For healthcare organizations in particular, this process must start before arrival at a facility. There are implications to the terminology used in appointment reminders compared to signage and staff language, such as a “X-ray” appointment translating to finding “imaging” or “radiology” within a building. One extreme example of a wayfinding shortcoming, where a woman died due to a lack of signage and visual cues outside a hospital, resulted in Massachusetts’ Laura’s Law.1
While healthcare organizations have limited control over people getting to the location, once patients, visitors and staff arrive at the facility, design is key for guiding them safely. If people arrive at their destination frustrated and anxious, everyone suffers. Layering wayfinding clarity with wellness-supporting features into the journey can significantly reduce that stress. To highlight examples of opportunities along the way, consider the following:

Photographer: Ryan Bent
Orientation: Determining location in relation to surroundings
- For many, this begins online and before arriving at the site. Consistent terminology and universal language including visual symbols, braille, auditory options and translations are all ways to increase access.
- Landmarks can be orienting at any point in a journey, and best used at decision points.
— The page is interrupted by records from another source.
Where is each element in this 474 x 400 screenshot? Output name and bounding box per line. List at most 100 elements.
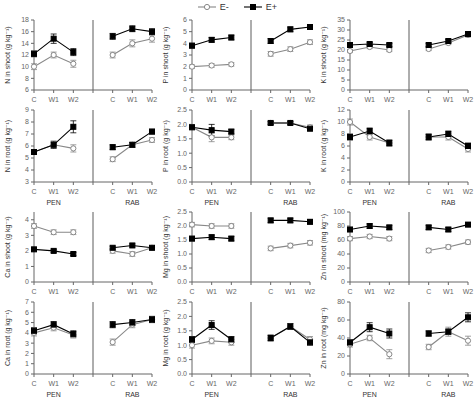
svg-text:Zn in shoot (mg kg⁻¹): Zn in shoot (mg kg⁻¹) — [320, 214, 328, 280]
svg-text:W1: W1 — [443, 188, 454, 195]
svg-text:Ca in root (g kg⁻¹): Ca in root (g kg⁻¹) — [8, 310, 12, 366]
svg-text:3: 3 — [25, 178, 29, 185]
svg-text:P in shoot (g kg⁻¹): P in shoot (g kg⁻¹) — [162, 27, 170, 84]
svg-text:C: C — [31, 96, 36, 103]
svg-text:W2: W2 — [463, 188, 466, 195]
svg-text:7: 7 — [25, 130, 29, 137]
svg-text:3: 3 — [25, 340, 29, 347]
svg-text:9: 9 — [25, 106, 29, 113]
svg-text:1.0: 1.0 — [177, 250, 187, 257]
svg-text:W2: W2 — [68, 96, 79, 103]
svg-text:W2: W2 — [226, 188, 237, 195]
svg-text:30: 30 — [337, 26, 345, 33]
svg-text:16: 16 — [21, 28, 29, 35]
svg-text:W1: W1 — [443, 288, 454, 295]
svg-text:0.0: 0.0 — [177, 278, 187, 285]
svg-text:RAB: RAB — [441, 199, 456, 206]
svg-text:C: C — [268, 380, 273, 387]
svg-text:12: 12 — [337, 106, 345, 113]
svg-text:0: 0 — [25, 278, 29, 285]
svg-text:RAB: RAB — [283, 199, 298, 206]
svg-text:W2: W2 — [463, 288, 466, 295]
svg-text:4: 4 — [25, 216, 29, 223]
svg-text:10: 10 — [21, 63, 29, 70]
svg-text:C: C — [31, 288, 36, 295]
svg-text:0.5: 0.5 — [177, 164, 187, 171]
svg-text:PEN: PEN — [46, 391, 60, 398]
svg-text:C: C — [426, 288, 431, 295]
svg-text:N in shoot (g kg⁻¹): N in shoot (g kg⁻¹) — [8, 26, 12, 83]
svg-text:0.0: 0.0 — [177, 370, 187, 377]
svg-text:C: C — [110, 288, 115, 295]
svg-text:RAB: RAB — [441, 391, 456, 398]
svg-text:W1: W1 — [206, 288, 217, 295]
svg-text:0: 0 — [183, 86, 187, 93]
svg-text:W2: W2 — [68, 288, 79, 295]
svg-text:W2: W2 — [463, 96, 466, 103]
svg-text:W2: W2 — [147, 188, 158, 195]
svg-text:W1: W1 — [364, 188, 375, 195]
svg-text:1.0: 1.0 — [177, 150, 187, 157]
svg-text:4: 4 — [341, 154, 345, 161]
svg-text:PEN: PEN — [362, 391, 376, 398]
svg-text:W1: W1 — [443, 380, 454, 387]
svg-text:1.0: 1.0 — [177, 342, 187, 349]
svg-text:W2: W2 — [226, 380, 237, 387]
svg-text:P in root (g kg⁻¹): P in root (g kg⁻¹) — [162, 120, 170, 172]
svg-text:W1: W1 — [364, 288, 375, 295]
svg-text:W1: W1 — [127, 380, 138, 387]
svg-text:W1: W1 — [48, 380, 59, 387]
svg-text:K in shoot (g kg⁻¹): K in shoot (g kg⁻¹) — [320, 27, 328, 84]
svg-text:W2: W2 — [384, 380, 395, 387]
svg-text:W1: W1 — [206, 380, 217, 387]
svg-text:PEN: PEN — [204, 199, 218, 206]
svg-text:20: 20 — [337, 264, 345, 271]
svg-text:18: 18 — [21, 16, 29, 23]
svg-text:W1: W1 — [127, 188, 138, 195]
svg-text:2.5: 2.5 — [177, 208, 187, 215]
svg-text:7: 7 — [25, 298, 29, 305]
svg-text:W1: W1 — [206, 188, 217, 195]
svg-text:W2: W2 — [305, 380, 316, 387]
svg-text:W1: W1 — [48, 188, 59, 195]
svg-text:W1: W1 — [285, 288, 296, 295]
svg-text:C: C — [31, 380, 36, 387]
svg-text:W1: W1 — [285, 380, 296, 387]
svg-text:C: C — [426, 96, 431, 103]
svg-text:0: 0 — [341, 370, 345, 377]
svg-text:C: C — [347, 380, 352, 387]
svg-text:1.5: 1.5 — [177, 236, 187, 243]
svg-text:0: 0 — [341, 178, 345, 185]
svg-text:N in root (g kg⁻¹): N in root (g kg⁻¹) — [8, 120, 12, 172]
svg-text:1: 1 — [25, 263, 29, 270]
svg-text:W1: W1 — [285, 96, 296, 103]
svg-text:100: 100 — [333, 208, 345, 215]
svg-text:PEN: PEN — [46, 199, 60, 206]
svg-text:1.5: 1.5 — [177, 135, 187, 142]
svg-text:25: 25 — [337, 36, 345, 43]
svg-text:1: 1 — [183, 75, 187, 82]
svg-text:C: C — [426, 380, 431, 387]
svg-text:4: 4 — [25, 329, 29, 336]
svg-text:1.5: 1.5 — [177, 327, 187, 334]
svg-text:2: 2 — [341, 166, 345, 173]
svg-text:2.5: 2.5 — [177, 298, 187, 305]
svg-text:C: C — [426, 188, 431, 195]
svg-text:2.0: 2.0 — [177, 121, 187, 128]
svg-text:W2: W2 — [305, 96, 316, 103]
svg-text:C: C — [110, 96, 115, 103]
svg-text:W1: W1 — [206, 96, 217, 103]
svg-text:W2: W2 — [147, 96, 158, 103]
svg-text:60: 60 — [337, 316, 345, 323]
svg-text:W2: W2 — [147, 380, 158, 387]
svg-text:40: 40 — [337, 250, 345, 257]
svg-text:RAB: RAB — [283, 391, 298, 398]
svg-text:C: C — [189, 96, 194, 103]
svg-text:W2: W2 — [147, 288, 158, 295]
svg-text:W2: W2 — [68, 380, 79, 387]
svg-text:40: 40 — [337, 334, 345, 341]
svg-text:10: 10 — [337, 118, 345, 125]
svg-text:5: 5 — [25, 154, 29, 161]
svg-text:6: 6 — [25, 142, 29, 149]
svg-text:1: 1 — [25, 360, 29, 367]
While some people navigate well by map, some people only understand their position experientially. Successful landmarks can be art installations, points of interaction like reception desks, areas with unique themes and/or color schemes or other highly visible features. Ideally, these will be directional to help identify positioning in relation to the landmark and consistent at all levels of a building, including elevators and stairwells, versus changing from floor to floor or by treatment area.
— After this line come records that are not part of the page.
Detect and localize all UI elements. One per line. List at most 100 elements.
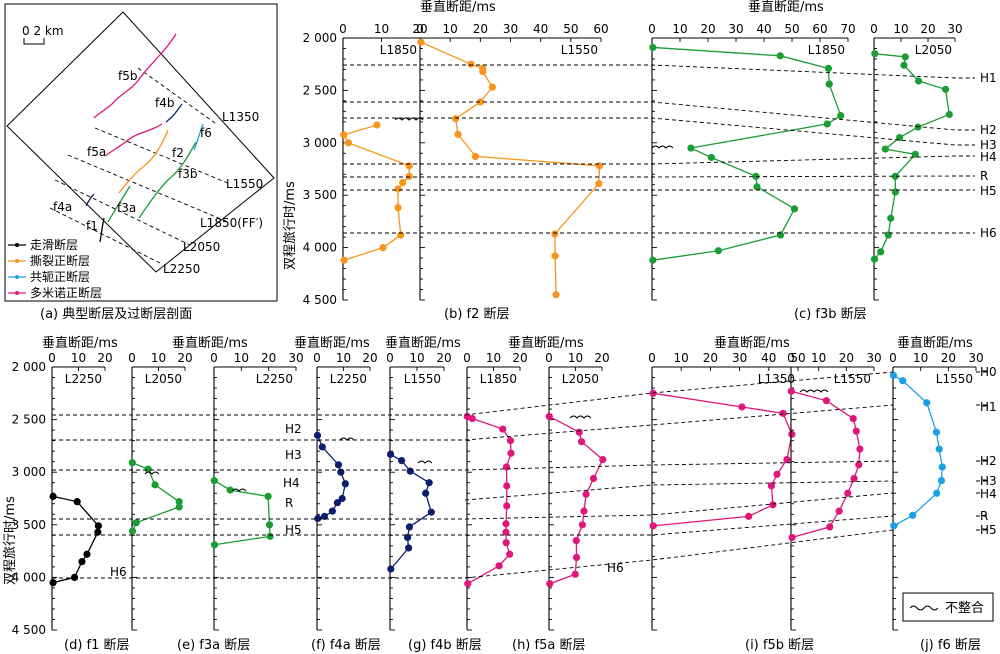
map-label-f6: f6: [200, 126, 212, 140]
data-point: [405, 544, 413, 552]
x-tick-label: 10: [336, 351, 351, 365]
panel-1-1-L2050: 0 10 20 30 L2050: [870, 22, 963, 301]
data-point: [451, 115, 460, 123]
panel-6-1-L2050: 0 10 20 L2050: [545, 351, 610, 631]
data-point: [425, 479, 433, 487]
caption-a: (a) 典型断层及过断层剖面: [40, 307, 192, 322]
x-tick-label: 10: [374, 22, 389, 36]
y-tick-label: 4 500: [303, 293, 337, 307]
data-point: [502, 520, 510, 528]
data-point: [49, 579, 57, 587]
scale-bar: 0 2 km: [22, 24, 64, 45]
data-point: [394, 185, 402, 193]
legend-item-tear: 撕裂正断层: [8, 253, 90, 268]
map-section-label-l2250: L2250: [163, 262, 200, 276]
data-point: [94, 528, 102, 536]
horizon-label-H5: H5: [980, 184, 997, 198]
unconformity-mark: [417, 460, 433, 464]
panel-3-0-L2050: 0 10 20 L2050: [128, 351, 193, 631]
data-point: [835, 507, 843, 515]
y-tick-label: 2 000: [12, 360, 46, 374]
data-point: [464, 580, 472, 588]
data-point: [825, 80, 833, 88]
x-tick-label: 50: [784, 22, 799, 36]
data-point: [824, 64, 833, 72]
xaxis-title-f: 垂直断距/ms: [294, 336, 370, 351]
data-point: [753, 183, 761, 191]
data-point: [890, 522, 898, 530]
data-point: [595, 180, 603, 188]
data-point: [175, 498, 183, 506]
data-point: [901, 53, 909, 61]
panel-5-0-L1550: 0 10 20 L1550: [386, 351, 452, 631]
yaxis-title-bottom: 双程旅行时/ms: [3, 496, 18, 585]
legend-item-conjugate: 共轭正断层: [8, 269, 90, 284]
data-point: [891, 172, 899, 180]
horizon-label-j-H3: H3: [980, 474, 997, 488]
x-tick-label: 30: [288, 351, 303, 365]
data-point: [334, 461, 343, 469]
panel-7-0-L1350: 0 10 20 30 40 50 L1350: [648, 351, 806, 631]
x-tick-label: 10: [674, 351, 689, 365]
data-point: [506, 550, 514, 558]
data-point: [790, 205, 799, 213]
data-point: [551, 230, 559, 238]
x-tick-label: 50: [790, 351, 805, 365]
horizon-top-1: [343, 101, 975, 131]
data-point: [49, 492, 57, 500]
data-point: [900, 61, 908, 69]
horizon-label-e-R: R: [285, 496, 293, 510]
map-section-label-l1850: L1850(FF′): [200, 216, 263, 230]
y-tick-label: 3 000: [12, 465, 46, 479]
y-tick-label: 2 500: [12, 413, 46, 427]
caption-j: (j) f6 断层: [920, 638, 981, 653]
data-point: [877, 248, 885, 256]
section-label-L2250: L2250: [65, 372, 102, 386]
panel-6-0-L1850: 0 10 20 L1850: [463, 351, 528, 631]
section-label-L2050: L2050: [145, 372, 182, 386]
data-point: [399, 179, 407, 187]
data-point: [502, 463, 511, 471]
data-point: [788, 430, 796, 438]
scale-label: 0 2 km: [22, 24, 64, 38]
x-tick-label: 30: [728, 22, 743, 36]
data-point: [822, 397, 831, 405]
data-point: [264, 492, 272, 500]
data-point: [745, 512, 753, 520]
section-line-l2050: [54, 179, 191, 246]
svg-text:多米诺正断层: 多米诺正断层: [30, 285, 102, 300]
x-tick-label: 20: [700, 22, 715, 36]
panel-8-0-L1550: 0 10 20 30 L1550: [889, 351, 984, 631]
data-point: [589, 474, 598, 483]
data-point: [471, 152, 480, 161]
series-line-L1550: [893, 374, 943, 527]
section-label-L2050: L2050: [915, 43, 952, 57]
y-tick-label: 4 000: [303, 241, 337, 255]
x-tick-label: 60: [593, 22, 608, 36]
data-point: [344, 139, 352, 147]
unconformity-mark: [651, 145, 674, 149]
unconformity-mark: [339, 437, 355, 441]
series-line-L1850: [467, 415, 512, 585]
x-tick-label: 30: [947, 22, 962, 36]
y-tick-label: 3 500: [12, 518, 46, 532]
data-point: [572, 536, 580, 545]
x-tick-label: 20: [473, 22, 488, 36]
x-tick-label: 0: [313, 351, 321, 365]
section-label-L2250: L2250: [256, 372, 293, 386]
data-point: [852, 427, 860, 435]
data-point: [328, 507, 336, 515]
unconformity-mark: [569, 415, 592, 419]
data-point: [887, 214, 895, 222]
data-point: [580, 507, 588, 515]
data-point: [265, 521, 274, 529]
map-label-f3b: f3b: [178, 167, 197, 181]
x-tick-label: 10: [443, 22, 458, 36]
data-point: [595, 162, 604, 170]
section-labels: L1350 L1550 L1850(FF′) L2050 L2250: [163, 110, 263, 276]
data-point: [571, 570, 579, 578]
horizon-h4-bottom: [464, 492, 894, 520]
data-point: [546, 580, 554, 588]
y-tick-label: 2 500: [303, 83, 337, 97]
series-line-L1850: [652, 46, 842, 261]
- A landmark can center around size and shaping of space rather than an object, including places to pause like atriums, or even alcoves or windows. These can be memorable and directional, while also providing the option to step out of traffic flow or take a moment to look out at nature (which has been proven to significantly benefit cognition and reduce stress).
- Reinforcing use of landmarks and much more, the Q4 2024 update to The WELL Building Standard2 beta tests “Inclusive Interior Navigation and Inclusive Building & Neighborhood Wayfinding” features in support of neurodiverse building occupants. While this aligns with the previously discussed features, it also provides guidance on key color contrast relationships and encourages consistency of planning for amenities, support areas and specialty destinations from floor to floor.

Photographer: Sandy Agrafiotis
Routine decision and monitoring: Direct people to the simplest and preferably shortest route to their destination and then support them in confirming they are both on the right path and gauging progress along their journey
- When you receive driving directions from a GPS, there is an overview, but the route is also broken down into step-by-step moves. While ideally the path to a patient’s destination is not as complex as the drive to get there, the nature of many hospitals is that the layout has grown over time and may no longer be the simple diagram it was initially designed to be. Much like driving instructions, a building must also provide information along the journey to affirm one’s progress and cue up the next decision-making point along the path to each destination.
- Critical to this is reinforcing the information while avoiding overuse of signage or creating a busy or overwhelming quantity of indicators, which can begin to distract from each other and cause confusion.
Destination recognition
- You made it (phew!). Arriving at the destination generally means that a patient can check in and know they will be cared for, and someone will let him/her know when and where to go. Providing elements of a clear identity, familiar design and consistent messaging guides and provides a sense of place outside of through-traffic — reinforcing the sense of arrival and easing the need to be on high alert.
Rethinking wayfinding by layering wellness-supporting features into a patient’s physical journey can help reduce stress, eliminate frustration and create a calming atmosphere. In order for patients, families and guests to successfully navigate emergencies, appointments, visiting hours or even volunteering, facilities should strive to provide an intuitive path to all destinations using a robust combination of effective design strategies.
1 https://www.boston.com/news/politics/2021/01/06/lauras-law-passes-massachusetts-legislature/
2 https://resources.wellcertified.com/articles/q4-2024-addenda/
Rebecca Casey, AIA, WELL AP, is principal/architect, Health + Wellness Practice at SMRT Architects and Engineers.